İsrail ordusu 5 Eylül'de Zevtar ve el-Cebin kasabalarında 10'dan fazla Hizbullah askeri altyapısı ve roket rampasının hedef alındığını duyururken, yerel medya da Sıddıkin ve Kafra kasabalarının dış mahallelerine hava saldırıları düzenlendiğini bildirdi.

fuk
Lübnan'ın güneyindeki UNIFIL gözlem kulesi (DPA)

6 Eylül gecesi, saldırıların sayısı bakımından en yoğun geceydi. Froun ve Srifa kasabaları arasındaki bir vadiye bir dizi saldırı düzenlendiği, iki kasaba arasındaki ormanlık alanların hedef alındığı ve İsrail'in sarsıntı füzeleri kullanmasından kaynaklandığı bildirilen güçlü patlamalar olduğu bildirildi.
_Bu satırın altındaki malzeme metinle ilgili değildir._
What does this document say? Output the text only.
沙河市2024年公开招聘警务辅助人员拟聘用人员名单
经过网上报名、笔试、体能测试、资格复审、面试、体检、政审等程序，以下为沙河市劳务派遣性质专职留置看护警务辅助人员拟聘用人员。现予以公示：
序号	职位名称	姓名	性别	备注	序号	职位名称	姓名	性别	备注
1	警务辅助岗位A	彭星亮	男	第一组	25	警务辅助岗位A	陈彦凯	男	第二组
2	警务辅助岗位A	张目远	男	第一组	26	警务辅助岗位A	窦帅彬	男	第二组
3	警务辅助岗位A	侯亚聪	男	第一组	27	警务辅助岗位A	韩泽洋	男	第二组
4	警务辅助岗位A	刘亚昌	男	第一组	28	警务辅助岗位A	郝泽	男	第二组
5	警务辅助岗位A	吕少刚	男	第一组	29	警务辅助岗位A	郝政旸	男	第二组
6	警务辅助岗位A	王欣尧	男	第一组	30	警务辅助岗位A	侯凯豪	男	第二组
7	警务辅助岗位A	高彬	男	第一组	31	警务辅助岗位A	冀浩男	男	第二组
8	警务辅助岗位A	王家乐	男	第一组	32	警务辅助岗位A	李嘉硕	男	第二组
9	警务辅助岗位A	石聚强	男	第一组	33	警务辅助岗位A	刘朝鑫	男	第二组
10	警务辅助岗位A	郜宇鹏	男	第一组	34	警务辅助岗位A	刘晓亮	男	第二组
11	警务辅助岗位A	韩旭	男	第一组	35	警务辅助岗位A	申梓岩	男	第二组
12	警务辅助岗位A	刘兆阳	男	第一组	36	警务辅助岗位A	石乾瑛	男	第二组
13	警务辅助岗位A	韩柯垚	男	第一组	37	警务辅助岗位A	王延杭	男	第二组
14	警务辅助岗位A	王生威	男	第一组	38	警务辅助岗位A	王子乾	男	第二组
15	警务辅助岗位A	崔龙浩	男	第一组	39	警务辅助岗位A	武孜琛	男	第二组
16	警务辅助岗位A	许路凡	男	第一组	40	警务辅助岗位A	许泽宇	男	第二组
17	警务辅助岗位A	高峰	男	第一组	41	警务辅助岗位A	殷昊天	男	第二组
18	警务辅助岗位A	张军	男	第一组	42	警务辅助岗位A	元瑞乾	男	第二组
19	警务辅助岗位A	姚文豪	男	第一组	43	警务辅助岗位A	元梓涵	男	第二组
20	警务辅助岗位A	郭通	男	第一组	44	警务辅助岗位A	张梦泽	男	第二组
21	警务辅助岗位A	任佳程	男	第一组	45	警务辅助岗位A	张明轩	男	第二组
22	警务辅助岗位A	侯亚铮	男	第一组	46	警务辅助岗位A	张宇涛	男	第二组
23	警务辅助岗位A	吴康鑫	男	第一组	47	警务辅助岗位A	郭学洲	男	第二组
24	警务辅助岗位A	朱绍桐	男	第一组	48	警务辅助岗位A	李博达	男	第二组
İsrail ordusu Güney Lübnan'da 15'ten fazla Hizbullah füze rampasının ve askeri yapının hedef alındığını duyurdu ve ‘birkaç rampanın İsrail topraklarına doğru fırlatılmaya hazır olduğunu’ bildirdi. Saldırılar, sınır bölgelerini hedef alan diğer bombardımanlarla aynı zamana denk geldi ve ardından Yukarı Celile'ye doğru roket ateşi açıldı.

İsrail ordusuna göre savaş uçakları Kabrika bölgesinde Hizbullah'a ait bir füze platformunu vurdu. Aynı zamanda Froun kasabasında yangın söndüren sivil savunma personeli hedef alınarak üç kişi öldürüldü.

İsrail savaş uçakları 8 Eylül'de Hirbet Selm'in ed-Debşe bölgesinde es-Sultaniye kasabasına doğru bir eve üç füze attı. Hedef alınan evin çevresinde yaşayan bazı sivillerin hafif yaralandığı bildirildi.